Asymptotic analysis of average case approximation complexity of additive random fields

TL;DR

This paper analyzes how the complexity of approximating additive random fields grows with dimension, providing asymptotic results and applying them to fields with Korobov kernel-based processes.

Contribution

It introduces asymptotic analysis of approximation complexity for additive random fields as dimension increases, under natural assumptions, with applications to Korobov kernel processes.

Findings

Derived general asymptotic formulas for approximation complexity growth.

Established results for additive fields with Korobov kernel marginals.

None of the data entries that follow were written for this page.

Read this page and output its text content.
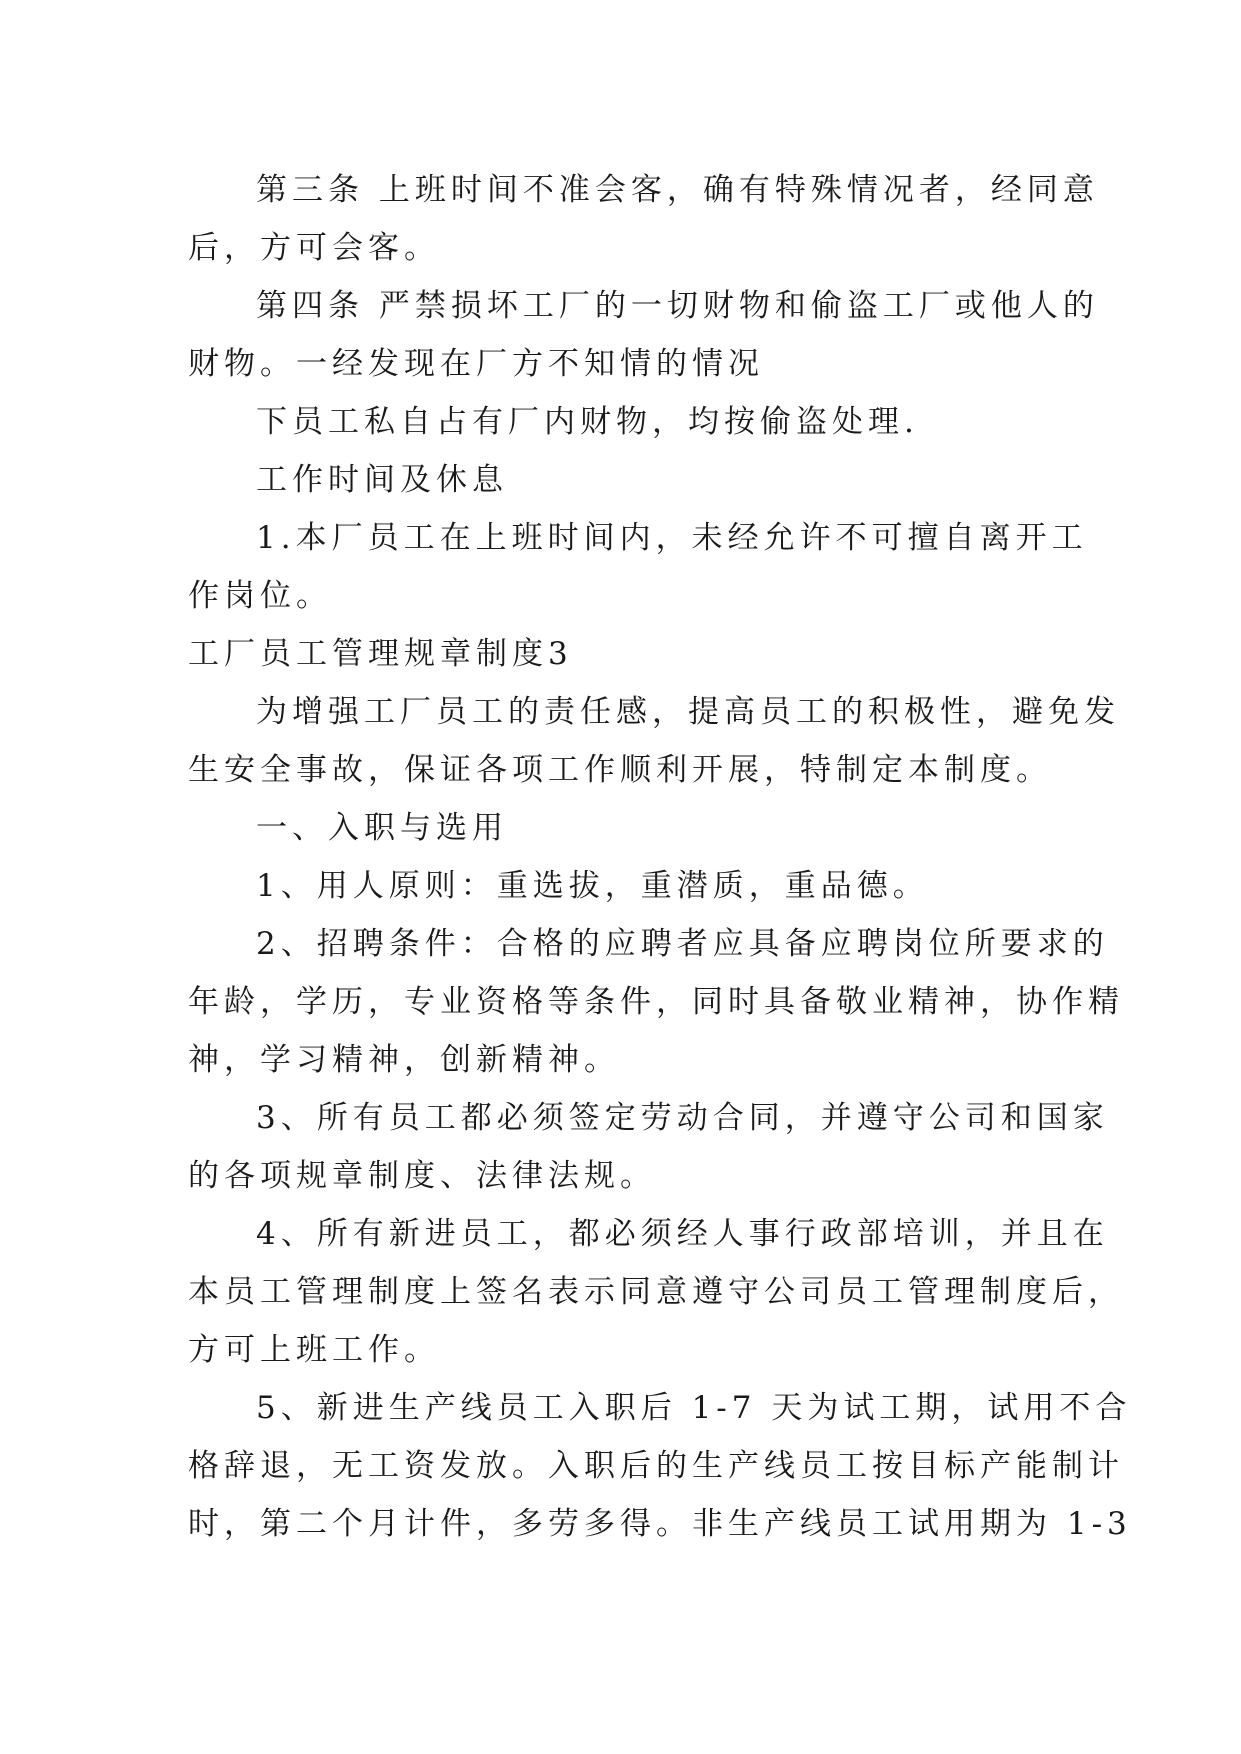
第三条 上班时间不准会客，确有特殊情况者，经同意
后，方可会客。
第四条 严禁损坏工厂的一切财物和偷盗工厂或他人的
财物。一经发现在厂方不知情的情况
下员工私自占有厂内财物，均按偷盗处理.
工作时间及休息
1.本厂员工在上班时间内，未经允许不可擅自离开工
作岗位。
工厂员工管理规章制度3
为增强工厂员工的责任感，提高员工的积极性，避免发
生安全事故，保证各项工作顺利开展，特制定本制度。
一、入职与选用
1、用人原则：重选拔，重潜质，重品德。
2、招聘条件：合格的应聘者应具备应聘岗位所要求的
年龄，学历，专业资格等条件，同时具备敬业精神，协作精
神，学习精神，创新精神。
3、所有员工都必须签定劳动合同，并遵守公司和国家
的各项规章制度、法律法规。
4、所有新进员工，都必须经人事行政部培训，并且在
本员工管理制度上签名表示同意遵守公司员工管理制度后，
方可上班工作。
5、新进生产线员工入职后 1-7 天为试工期，试用不合
格辞退，无工资发放。入职后的生产线员工按目标产能制计
时，第二个月计件，多劳多得。非生产线员工试用期为 1-3
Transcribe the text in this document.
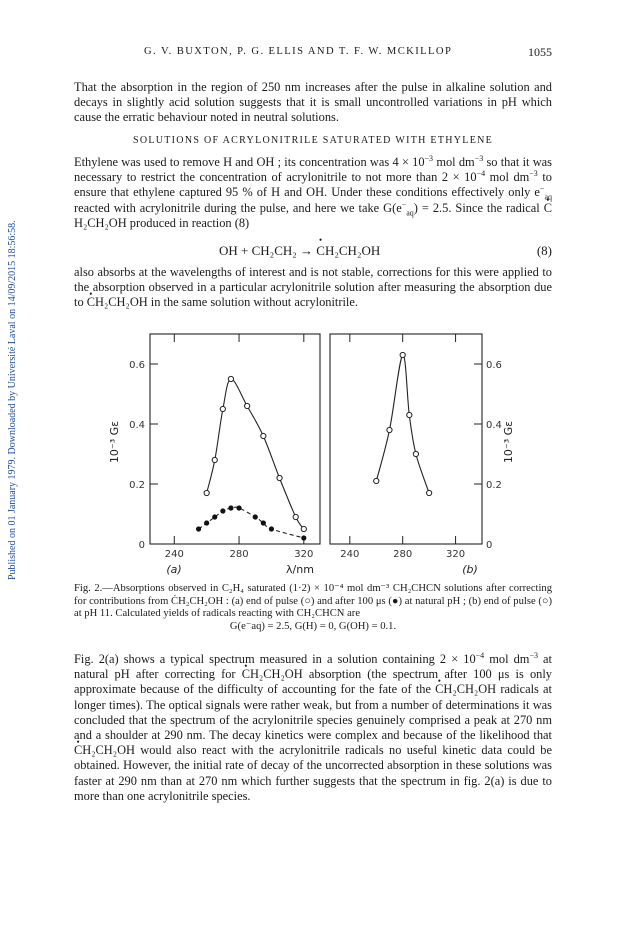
Published on 01 January 1979. Downloaded by Université Laval on 14/09/2015 18:56:58.
G. V. BUXTON, P. G. ELLIS AND T. F. W. MCKILLOP	1055

That the absorption in the region of 250 nm increases after the pulse in alkaline solution and decays in slightly acid solution suggests that it is small uncontrolled variations in pH which cause the erratic behaviour noted in neutral solutions.

SOLUTIONS OF ACRYLONITRILE SATURATED WITH ETHYLENE

Ethylene was used to remove H and OH ; its concentration was $4 \times 10^{-3}$ mol $dm^{-3}$ so that it was necessary to restrict the concentration of acrylonitrile to not more than $2 \times 10^{-4}$ mol $dm^{-3}$ to ensure that ethylene captured 95 % of H and OH. Under these conditions effectively only $e^-_{aq}$ reacted with acrylonitrile during the pulse, and here we take $G(e^-_{aq}) = 2.5$. Since the radical • CH₂CH₂OH produced in reaction (8)

OH + CH₂CH₂ → • CH₂CH₂OH	(8)

also absorbs at the wavelengths of interest and is not stable, corrections for this were applied to the absorption observed in a particular acrylonitrile solution after measuring the absorption due to • CH₂CH₂OH in the same solution without acrylonitrile.

0
0.2
0.4
0.6
0.2
0.4
0.6
0
240	240
280	280
320	320
λ/nm
(a)	(b)
10⁻³ Gε	10⁻³ Gε
Fig. 2.—Absorptions observed in C₂H₄ saturated (1·2) × 10⁻⁴ mol dm⁻³ CH₂CHCN solutions after correcting for contributions from ĊH₂CH₂OH : (a) end of pulse (○) and after 100 μs (●) at natural pH ; (b) end of pulse (○) at pH 11. Calculated yields of radicals reacting with CH₂CHCN are
G(e⁻aq) = 2.5, G(H) = 0, G(OH) = 0.1.

Fig. 2(a) shows a typical spectrum measured in a solution containing $2 \times 10^{-4}$ mol $dm^{-3}$ at natural pH after correcting for • CH₂CH₂OH absorption (the spectrum after 100 μs is only approximate because of the difficulty of accounting for the fate of the • CH₂CH₂OH radicals at longer times). The optical signals were rather weak, but from a number of determinations it was concluded that the spectrum of the acrylonitrile species genuinely comprised a peak at 270 nm and a shoulder at 290 nm. The decay kinetics were complex and because of the likelihood that • CH₂CH₂OH would also react with the acrylonitrile radicals no useful kinetic data could be obtained. However, the initial rate of decay of the uncorrected absorption in these solutions was faster at 290 nm than at 270 nm which further suggests that the spectrum in fig. 2(a) is due to more than one acrylonitrile species.
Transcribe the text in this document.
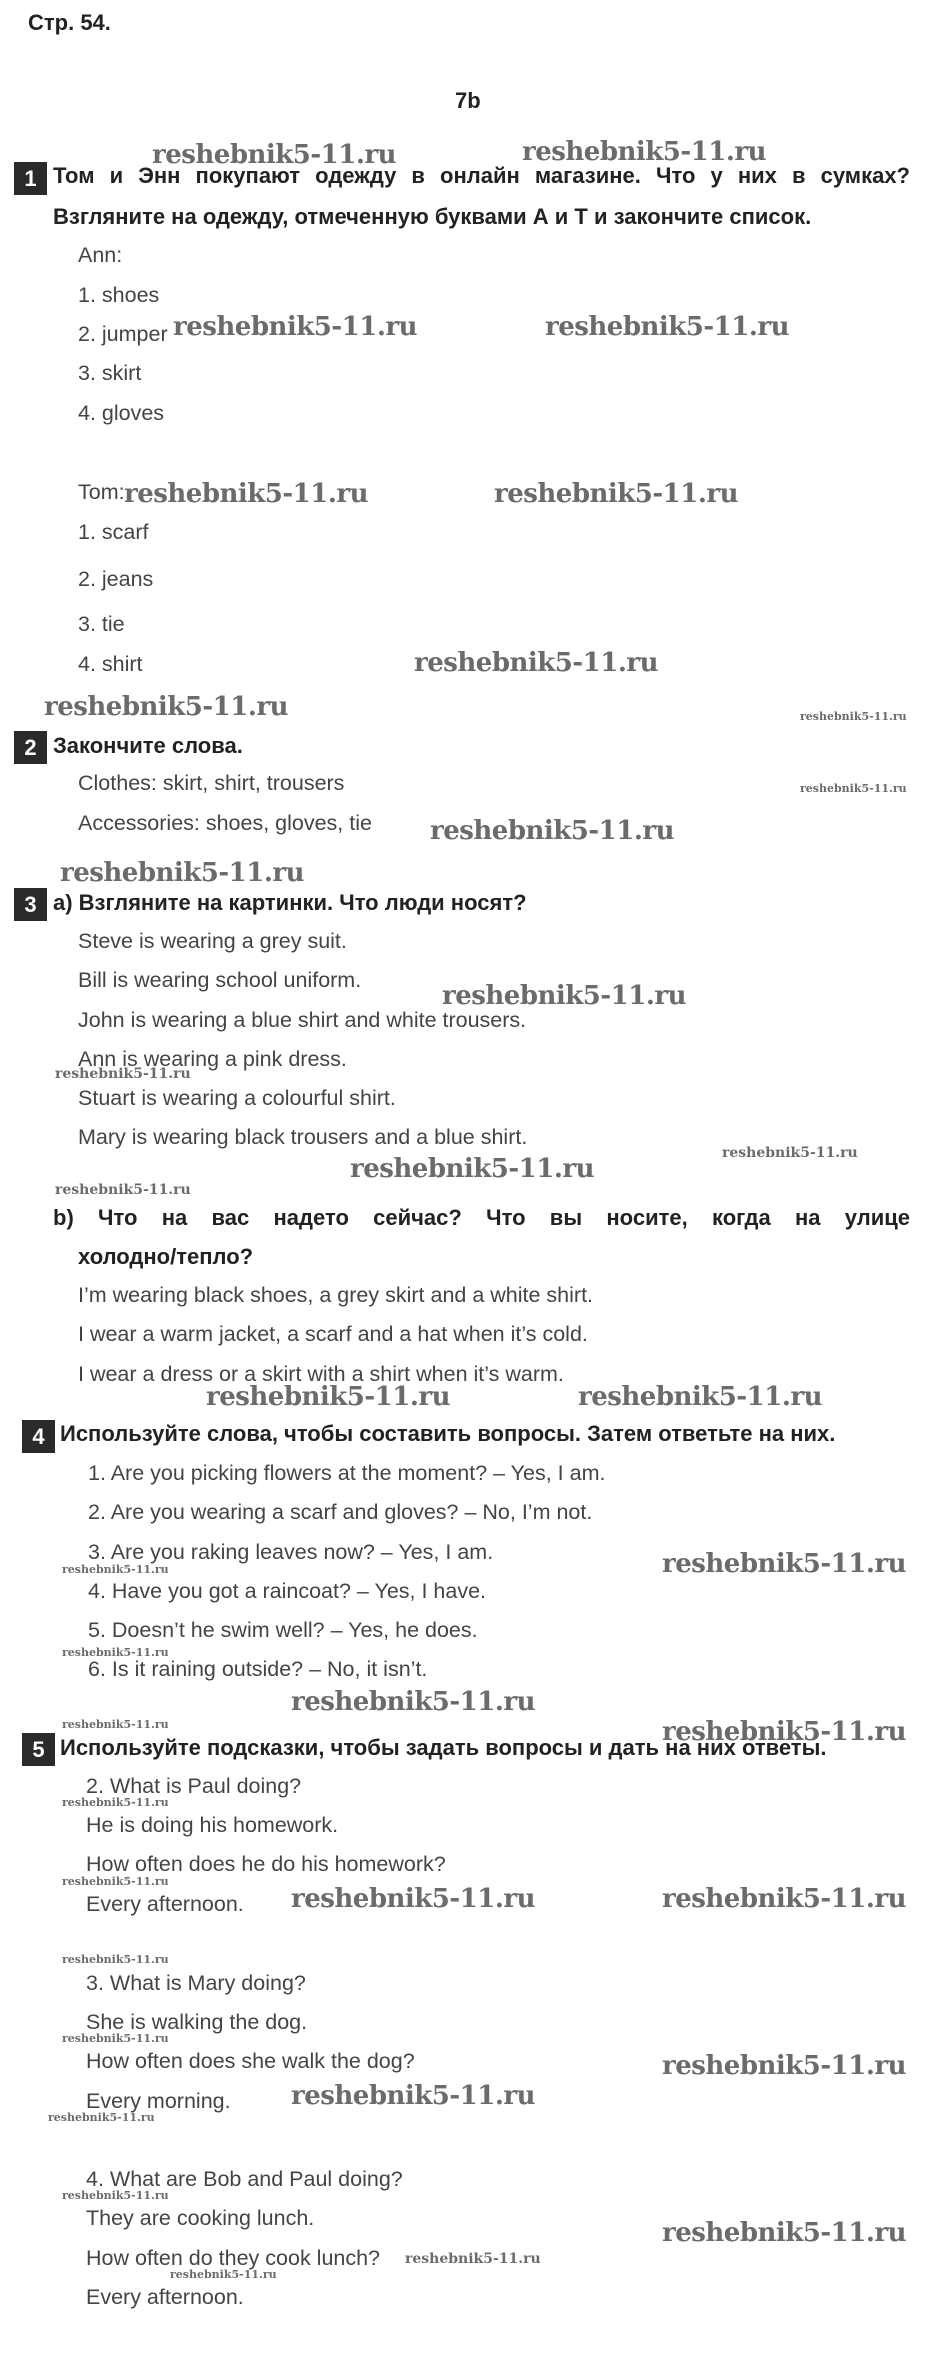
Стр. 54.
7b
1 Том и Энн покупают одежду в онлайн магазине. Что у них в сумках?
Взгляните на одежду, отмеченную буквами А и Т и закончите список.
Ann:
1. shoes
2. jumper
3. skirt
4. gloves
Tom:
1. scarf
2. jeans
3. tie
4. shirt
2 Закончите слова.
Clothes: skirt, shirt, trousers
Accessories: shoes, gloves, tie
3 a) Взгляните на картинки. Что люди носят?
Steve is wearing a grey suit.
Bill is wearing school uniform.
John is wearing a blue shirt and white trousers.
Ann is wearing a pink dress.
Stuart is wearing a colourful shirt.
Mary is wearing black trousers and a blue shirt.
b) Что на вас надето сейчас? Что вы носите, когда на улице
холодно/тепло?
I’m wearing black shoes, a grey skirt and a white shirt.
I wear a warm jacket, a scarf and a hat when it’s cold.
I wear a dress or a skirt with a shirt when it’s warm.
4 Используйте слова, чтобы составить вопросы. Затем ответьте на них.
1. Are you picking flowers at the moment? – Yes, I am.
2. Are you wearing a scarf and gloves? – No, I’m not.
3. Are you raking leaves now? – Yes, I am.
4. Have you got a raincoat? – Yes, I have.
5. Doesn’t he swim well? – Yes, he does.
6. Is it raining outside? – No, it isn’t.
5 Используйте подсказки, чтобы задать вопросы и дать на них ответы.
2. What is Paul doing?
He is doing his homework.
How often does he do his homework?
Every afternoon.
3. What is Mary doing?
She is walking the dog.
How often does she walk the dog?
Every morning.
4. What are Bob and Paul doing?
They are cooking lunch.
How often do they cook lunch?
Every afternoon.
reshebnik5-11.ru	reshebnik5-11.ru
reshebnik5-11.ru	reshebnik5-11.ru
reshebnik5-11.ru	reshebnik5-11.ru
reshebnik5-11.ru
reshebnik5-11.ru
reshebnik5-11.ru
reshebnik5-11.ru
reshebnik5-11.ru
reshebnik5-11.ru
reshebnik5-11.ru	reshebnik5-11.ru
reshebnik5-11.ru
reshebnik5-11.ru
reshebnik5-11.ru
reshebnik5-11.ru	reshebnik5-11.ru
reshebnik5-11.ru
reshebnik5-11.ru
reshebnik5-11.ru
reshebnik5-11.ru
reshebnik5-11.ru
reshebnik5-11.ru
reshebnik5-11.ru
reshebnik5-11.ru
reshebnik5-11.ru
reshebnik5-11.ru
reshebnik5-11.ru
reshebnik5-11.ru
reshebnik5-11.ru
reshebnik5-11.ru
reshebnik5-11.ru
reshebnik5-11.ru
reshebnik5-11.ru
reshebnik5-11.ru
reshebnik5-11.ru
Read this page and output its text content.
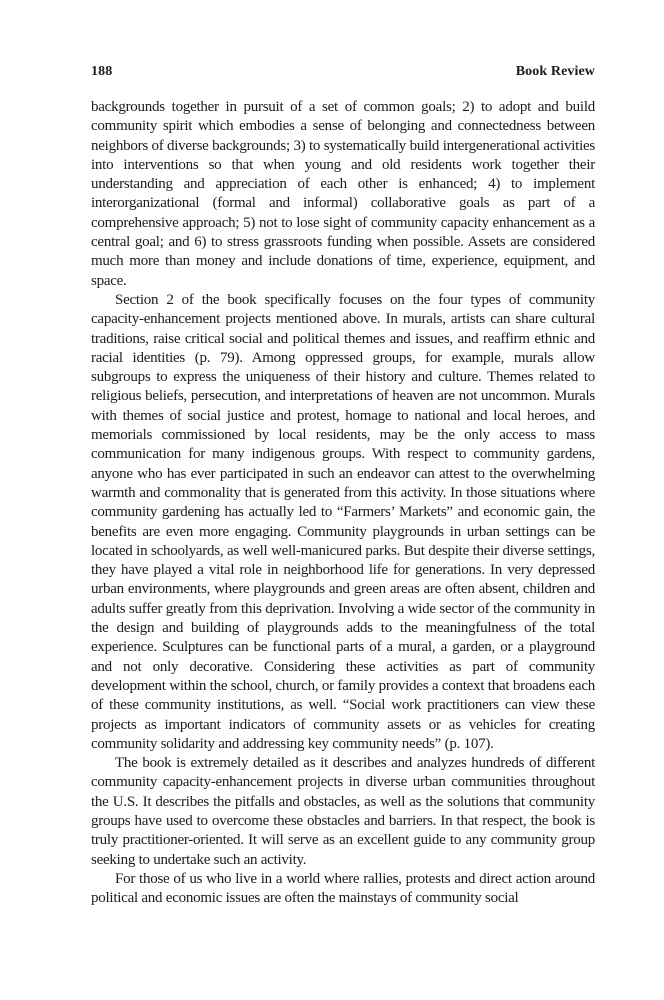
188	Book Review

backgrounds together in pursuit of a set of common goals; 2) to adopt and build community spirit which embodies a sense of belonging and connectedness between neighbors of diverse backgrounds; 3) to systematically build intergenerational activities into interventions so that when young and old residents work together their understanding and appreciation of each other is enhanced; 4) to implement interorganizational (formal and informal) collaborative goals as part of a comprehensive approach; 5) not to lose sight of community capacity enhancement as a central goal; and 6) to stress grassroots funding when possible. Assets are considered much more than money and include donations of time, experience, equipment, and space.

Section 2 of the book specifically focuses on the four types of community capacity-enhancement projects mentioned above. In murals, artists can share cultural traditions, raise critical social and political themes and issues, and reaffirm ethnic and racial identities (p. 79). Among oppressed groups, for example, murals allow subgroups to express the uniqueness of their history and culture. Themes related to religious beliefs, persecution, and interpretations of heaven are not uncommon. Murals with themes of social justice and protest, homage to national and local heroes, and memorials commissioned by local residents, may be the only access to mass communication for many indigenous groups. With respect to community gardens, anyone who has ever participated in such an endeavor can attest to the overwhelming warmth and commonality that is generated from this activity. In those situations where community gardening has actually led to “Farmers’ Markets” and economic gain, the benefits are even more engaging. Community playgrounds in urban settings can be located in schoolyards, as well well-manicured parks. But despite their diverse settings, they have played a vital role in neighborhood life for generations. In very depressed urban environments, where playgrounds and green areas are often absent, children and adults suffer greatly from this deprivation. Involving a wide sector of the community in the design and building of playgrounds adds to the meaningfulness of the total experience. Sculptures can be functional parts of a mural, a garden, or a playground and not only decorative. Considering these activities as part of community development within the school, church, or family provides a context that broadens each of these community institutions, as well. “Social work practitioners can view these projects as important indicators of community assets or as vehicles for creating community solidarity and addressing key community needs” (p. 107).

The book is extremely detailed as it describes and analyzes hundreds of different community capacity-enhancement projects in diverse urban communities throughout the U.S. It describes the pitfalls and obstacles, as well as the solutions that community groups have used to overcome these obstacles and barriers. In that respect, the book is truly practitioner-oriented. It will serve as an excellent guide to any community group seeking to undertake such an activity.

For those of us who live in a world where rallies, protests and direct action around political and economic issues are often the mainstays of community social
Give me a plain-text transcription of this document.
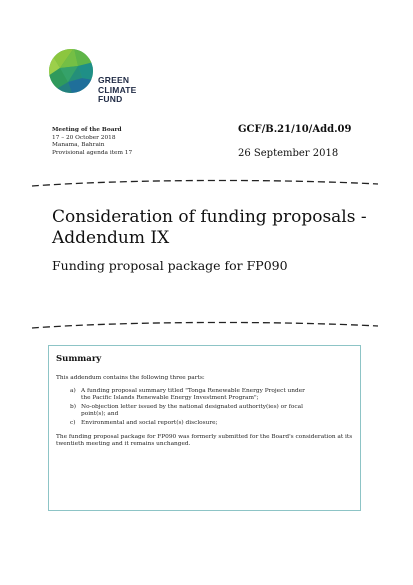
GREEN
CLIMATE
FUND
Meeting of the Board
17 – 20 October 2018
Manama, Bahrain
Provisional agenda item 17
GCF/B.21/10/Add.09
26 September 2018
Consideration of funding proposals - Addendum IX
Funding proposal package for FP090
Summary
This addendum contains the following three parts:
a) A funding proposal summary titled "Tonga Renewable Energy Project under the Pacific Islands Renewable Energy Investment Program";
b) No-objection letter issued by the national designated authority(ies) or focal point(s); and
c) Environmental and social report(s) disclosure;
The funding proposal package for FP090 was formerly submitted for the Board's consideration at its twentieth meeting and it remains unchanged.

Provided insights into high-dimensional approximation challenges.

Abstract

We study approximation properties of sequences of centered additive random fields $Y_d$, $d\in\mathbb{N}$. The average case approximation complexity $n^{Y_d}(\varepsilon)$ is defined as the minimal number of evaluations of arbitrary linear functionals that is needed to approximate $Y_d$ with relative $2$-average error not exceeding a given threshold $\varepsilon\in(0,1)$. We investigate the growth of $n^{Y_d}(\varepsilon)$ for arbitrary fixed $\varepsilon\in(0,1)$ and $d\to\infty$. Under natural assumptions we obtain general results concerning asymptotics of $n^{Y_d}(\varepsilon)$. We apply our results to additive random fields with marginal random processes corresponding to the Korobov kernels.